Golang has some form of interfaces/inheritance (https://golang.org/doc/effective_go.html#embedding), so we could use that for structuring an importer. In terms of how this should work on a technical level, here's what I propose:
importers/util/common.go
This file should be something of the form:
package util
type LineParser interface {
ParseLine(line string) ([]interface{}, err)
EstimateCount(line string) (int64, err)
}
type Importer struct {
parser LineParser
bar *pb.ProgressBar
numThreads int
threader chan string
doner chan bool
mongo *mgo.Session
verbose bool
fileName string
// ... other variables that it needs
}
func MakeImporter(parser LineParser, verbose bool /*, other variables... */) *Importer {
// basically just do what the main funcs of the current importers do, but in here
// should just initialise everything, but not run the main loop (yet)
// should set up the progress bar too (if verbose enabled)
// creating the progress bar should call parser.EstimateCount(line) to get an estimate of how many creds on that line
}
func (i *Importer) Run() {
// this part should have the threader <- r.ReadLine() loop and the <- doner loop
}
func (i *Importer) importLine() {
// basically just copy paste the current importLine() functionality, but call i.parser.ParseLine(line) instead for the parsing (and handle any errors)
}
importers/importer-(sql-)template.go
These two files should show how easy the new system will be.

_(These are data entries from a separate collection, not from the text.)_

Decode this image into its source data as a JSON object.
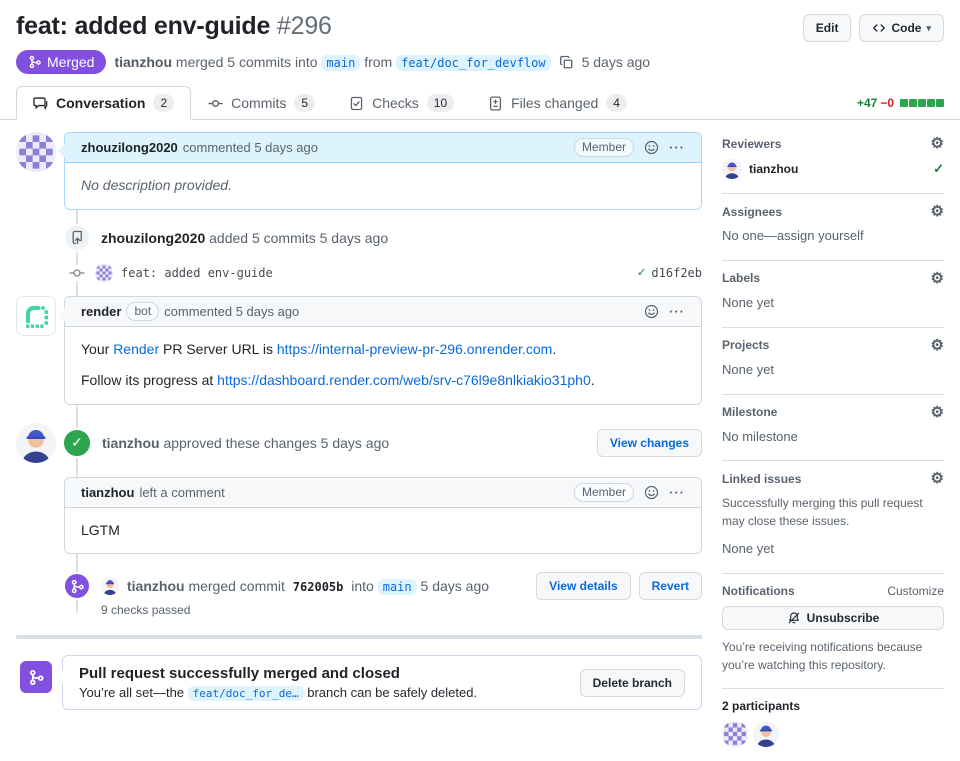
{
  "colors": {
    "merged_purple": "#8250df",
    "link_blue": "#0969da",
    "success_green": "#1a7f37",
    "danger_red": "#cf222e",
    "branch_chip_bg": "#ddf4ff"
  },
  "icons": {
    "gear": "⚙",
    "check": "✓",
    "caret_down": "▾",
    "kebab": "···"
  },
  "header": {
    "title": "feat: added env-guide",
    "number": "#296",
    "edit_button": "Edit",
    "code_button": "Code",
    "status_badge": "Merged",
    "merged_by": "tianzhou",
    "merge_action": "merged 5 commits into",
    "base_branch": "main",
    "from_label": "from",
    "head_branch": "feat/doc_for_devflow",
    "merge_time": "5 days ago"
  },
  "tabs": [
    {
      "label": "Conversation",
      "count": "2"
    },
    {
      "label": "Commits",
      "count": "5"
    },
    {
      "label": "Checks",
      "count": "10"
    },
    {
      "label": "Files changed",
      "count": "4"
    }
  ],
  "diffstat": {
    "additions": "+47",
    "deletions": "−0"
  },
  "timeline": {
    "comment1": {
      "author": "zhouzilong2020",
      "meta": "commented 5 days ago",
      "badge": "Member",
      "body": "No description provided."
    },
    "commits_event": {
      "author": "zhouzilong2020",
      "text": "added 5 commits 5 days ago"
    },
    "commit_row": {
      "message": "feat: added env-guide",
      "sha": "d16f2eb"
    },
    "bot_comment": {
      "author": "render",
      "badge": "bot",
      "meta": "commented 5 days ago",
      "line1_pre": "Your ",
      "line1_link1": "Render",
      "line1_mid": " PR Server URL is ",
      "line1_link2": "https://internal-preview-pr-296.onrender.com",
      "line1_post": ".",
      "line2_pre": "Follow its progress at ",
      "line2_link": "https://dashboard.render.com/web/srv-c76l9e8nlkiakio31ph0",
      "line2_post": "."
    },
    "approval": {
      "author": "tianzhou",
      "text": "approved these changes 5 days ago",
      "button": "View changes"
    },
    "review_comment": {
      "author": "tianzhou",
      "meta": "left a comment",
      "badge": "Member",
      "body": "LGTM"
    },
    "merge_event": {
      "author": "tianzhou",
      "action": "merged commit",
      "sha": "762005b",
      "into_label": "into",
      "branch": "main",
      "time": "5 days ago",
      "sub": "9 checks passed",
      "view_details_button": "View details",
      "revert_button": "Revert"
    }
  },
  "banner": {
    "title": "Pull request successfully merged and closed",
    "body_pre": "You’re all set—the",
    "branch": "feat/doc_for_de…",
    "body_post": "branch can be safely deleted.",
    "button": "Delete branch"
  },
  "sidebar": {
    "reviewers": {
      "title": "Reviewers",
      "user": "tianzhou"
    },
    "assignees": {
      "title": "Assignees",
      "empty": "No one—assign yourself"
    },
    "labels": {
      "title": "Labels",
      "empty": "None yet"
    },
    "projects": {
      "title": "Projects",
      "empty": "None yet"
    },
    "milestone": {
      "title": "Milestone",
      "empty": "No milestone"
    },
    "linked_issues": {
      "title": "Linked issues",
      "desc": "Successfully merging this pull request may close these issues.",
      "empty": "None yet"
    },
    "notifications": {
      "title": "Notifications",
      "customize": "Customize",
      "button": "Unsubscribe",
      "desc": "You’re receiving notifications because you’re watching this repository."
    },
    "participants": {
      "title": "2 participants"
    }
  }
}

They should be somewhat of the form:
import (
"github.com/zxsecurity/steamer/importers/util"
)
type GenericData struct {
Id bson.ObjectId `json:"id" bson:"_id,omitempty"`
MemberID int `bson:"memberid"`
Email string `bson:"email"`
Liame string `bson:"liame"`
PasswordHash string `bson:"passwordhash"`
Password string `bson:"password"`
Breach string `bson:"breach"`
}
type TemplateLineParser struct {}
func (t TemplateLineParser) ParseLine(line string) ([]interface{}, err) {
data := make([]GenericData, 0)
// code to parse a line into its data blobs
return data
}
func (t TemplateLineParser) EstimateCount(line string) (int64, err) {
// code to estimate how many pieces of data are in a line (for the progress bar)
}
func main() {
parser := TemplateLineParser{}
// other setup code ...
importer := util.MakeImporter(parser /* , other args ... */)
importer.Run()
}
The plan to close this issue:
One pull request should be made for 1. and 2. and a separate one for 3.
It would be beneficial to have a generic importer (or at least approximates to generic ) that can parse and import arbitary dump in any format.